The 2006 Southern Baptist Convention in Greensboro, North Carolina is rapidly shaping up to be the most important and strategic convention in the past twenty five years. There are several issues that we face which have already been articulated in a post entitled Five Themes for Greensboro. However, someone might ask, "Why are these issues important?" I can think of at least four very important things that are at stake depending on the results of actions taken (or not taken) at Greensboro.
(1). A very large group of young leaders within the Southern Baptist Convention could possibly leave Greensboro genuinely committed to working within the established processes of the SBC to fulfill our mission of world-wide evangelism.
This young generation of SBC leaders is more interested in transparency, authenticity and following the leadership of the Holy Spirit than closed door secrecy and religious expressions without corresponding actions. In other words, it may be time for our convention to really deal with problems we face in a spirit of honesty, humility and a deep desire to make things better, than to sweep things under the proverbial rug and act as if everything is just fine, all the while using spiritual lingo that often sounds hollow to young ears.
(2).

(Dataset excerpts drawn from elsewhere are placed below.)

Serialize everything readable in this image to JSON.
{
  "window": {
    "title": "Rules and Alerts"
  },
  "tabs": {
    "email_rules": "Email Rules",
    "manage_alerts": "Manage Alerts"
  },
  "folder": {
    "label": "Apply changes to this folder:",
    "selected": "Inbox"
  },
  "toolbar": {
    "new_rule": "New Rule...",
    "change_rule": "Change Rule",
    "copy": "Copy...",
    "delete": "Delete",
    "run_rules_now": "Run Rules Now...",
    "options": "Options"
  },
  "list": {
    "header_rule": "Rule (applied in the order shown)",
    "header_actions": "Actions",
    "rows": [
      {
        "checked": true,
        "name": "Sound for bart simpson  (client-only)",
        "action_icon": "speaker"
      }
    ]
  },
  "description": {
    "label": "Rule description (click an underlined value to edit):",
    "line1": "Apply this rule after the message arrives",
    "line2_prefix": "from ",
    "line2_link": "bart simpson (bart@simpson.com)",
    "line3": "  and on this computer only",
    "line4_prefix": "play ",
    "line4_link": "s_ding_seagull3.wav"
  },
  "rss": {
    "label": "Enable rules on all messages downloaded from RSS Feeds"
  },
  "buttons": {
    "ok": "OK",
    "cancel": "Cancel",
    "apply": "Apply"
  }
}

The future expansion of the gospel to unreached people groups of the world through the appointment of thousands of more Southern Baptist missionaries is not only possible, but it can be the driving force behind the cooperation of a very diverse group of Southern Baptists within the United States.
However, demanding doctrinal conformity on those things not addressed by the Baptist Faith and Message is the death knell of cooperation in missions within the SBC. Local church autonomy and the priesthood of the believer are historic Baptist principles that are now, by necessity, needed within the SBC. Many evangelical conservatives remained silent on those two principles when the issue was the veracity of the sacred text, but now that there seems to be a desire by some for every Southern Baptist to believe the same in those areas of interpretation not addressed in the BF&M, young leaders of the SBC are now energized to stop the narrowing of the parameters of cooperation. Broad, evangelical cooperation among brothers in fulfilling the Great Commission is more important to those young leaders than the jot and tittle doctrinal jousts of the the SBC. Young SBC leaders simply want to share the gospel. Greensboro has the potential of showing them a SBC that is warmly evangelical, and broad in cooperation. Young eyes will be watching closely at what happens in Greensboro, and it will be a wonderful opportunity to capture the hearts of those young leaders by showing them a desire to cooperate in the midst of disagreement and diversity.
(3). The average age of the Southern Baptist Convention messenger has the possibility of going down for the first time in many years, and as a result, Cooperative Program giving may be stronger in years to come.
Someone asked me on a phone conversation the other day if these young leaders who will be attending the Young Leaders Conference on Monday night, June 12, at 9:30 at War Memorial Coliseum were interested in positions of power. I was really amazed by the question. It shows a generational misunderstanding of these young leaders within the SBC. They are no more interested in political power than they have been interested in participating in the convention these past ten years. These young, conservative, progressive-thinking, evangelical Southern Baptist pastors, teachers, and leaders don't get too excited about the dynamics of how the Cooperative Program funds missions in Turkey, but if you tell them about an opportunity to go to Turkey with a mission team from their church, they are the first to sign up! For many reasons within the Providence of God, many of these young leaders will be coming to the SBC in Greensboro to participate in the process.
It is now time for them to learn how the SBC works. The Cooperative Program is a unique system that is in need of a tranfusion of energy and excitement for it to be stronger in the future. You can't rehash the status quo statements about cooperation and expect the CP to automatically improve. You must capture and engage the hearts of young leaders in the SBC, who will then in turn, lead their churches to support missions through the CP. Greensboro has the potential of capturing the interest of these young leaders to be more involved in CP giving and ministry.
(4). The ability to disagree, debate, and then leave the arena with genuine love for one another is something that has not been seen in over 30 years, but if and when it happens, it will be the very sign of health within the SBC.
Much great change seems to come through the dynamic of the give and take of disagreement. However, not all disagreement has to be bitter and acrimonious. When you have thousands of people present at a convention there will be disagreement. Would it not be wonderful to see disagreement on motions, disagreement on doctrine, disagreement on the election of officers, but everyone leaving the Convention Hall in a spirit of cooperation to fulfill the mission of evangelism?
I think it can be done. Greensboro is shaping up to be the a very major test on the future and direction of our Southern Baptist Convention.